The program, which has been implemented on cruise ships like the one I traveled on, has seen success from both the scientists’ and tourists’ perspectives. “(We’ve shown) scientists that we can contribute directly to their investigations by taking accurate, detailed, and valuable data sets for them” Gilmore explains, “(while) creating educated, motivated people that will be returning home with a message for their friends and family.” This is one of the greatest benefits of citizen science, as people re-discover that sense of wonder regarding the natural world that they might have lost over the years.
I asked Lee about her fondest memory regarding citizen science, and she recalls a moment after collecting samples in a zodiac where a man came up to her and said: “I’m an entrepreneur and I've owned a lot of businesses. I came to Antarctica feeling like it was the last place on Earth I could search for inspiration in my life. Doing this FjordPhyto project I felt for the first time in my life that spark of childlike curiosity.”
Gilmore has a similar experience as a polar guide, describing that his most impactful memory with the PCSC is seeing the “light-bulb moment” in a passenger: When they begin to become more engaged with a topic or issue, and start to ask more questions.
Most of us don’t have enough background information to fully conduct our own experiments in meteorology, zoology, or geology — and that’s OK. What we all can do is do our best to preserve our sense of wonder and curiosity. We can always be open to learning about new experiences and information.

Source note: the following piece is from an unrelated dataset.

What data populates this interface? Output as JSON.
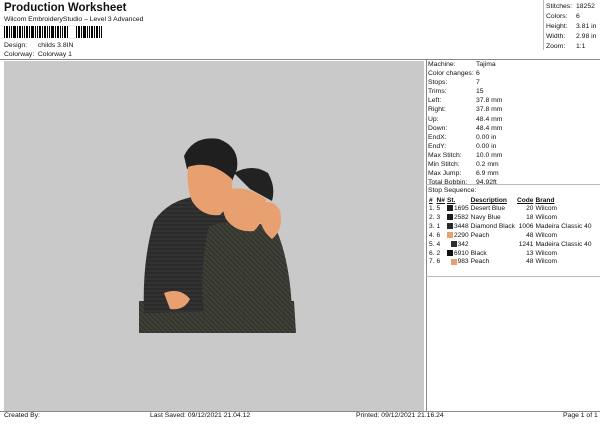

I’ve always been fascinated by the ability of the right presentation and narrative to capture someone’s attention: I’ve learned about phytoplankton in a few science classes, but before boarding this ship, I never thought twice about them. But after my experience learning about the FjordPhyto project, I’ve done extensive research — and obviously felt compelled to share the story with others.
I asked Gilmore how he manages to engage passengers without extensive background information on Marine Biology on topics like trophic levels and phytoplankton blooms.
He recommends an educator build their lesson or curriculum around painting a larger picture: “You don’t want to go too deep into the science… convey the information that is most important for them to go home with.” And that way, you focus on your audience understanding, which is the most important thing.
“Treat them like you would your own family,” he said.
When we talk to our family members, we want them to understand and care about what we’re doing and why we’re doing it — not just give them a set of facts to memorize. This is where science education goes wrong, I think. We don’t teach to understand, and students don’t learn to understand either.
We can all learn from this experience — both scientists and ordinary citizens. Plus, crowdsourcing data collection makes conducting projects easier and more affordable. Lee mentions that citizen science is incredibly useful in many areas of data collection, including geographic scope and duration. Additionally, involving the general public in projects is great for increasing scientific literacy, and providing more educated and involved populations overall.
For citizens, getting involved in science is as simple as observation. It’s never too late, and it doesn’t have to be boring or difficult.
“We all have a responsibility to understand and protect our last remaining wild places,” Gilmore said. “And we all have the capability to make a difference.”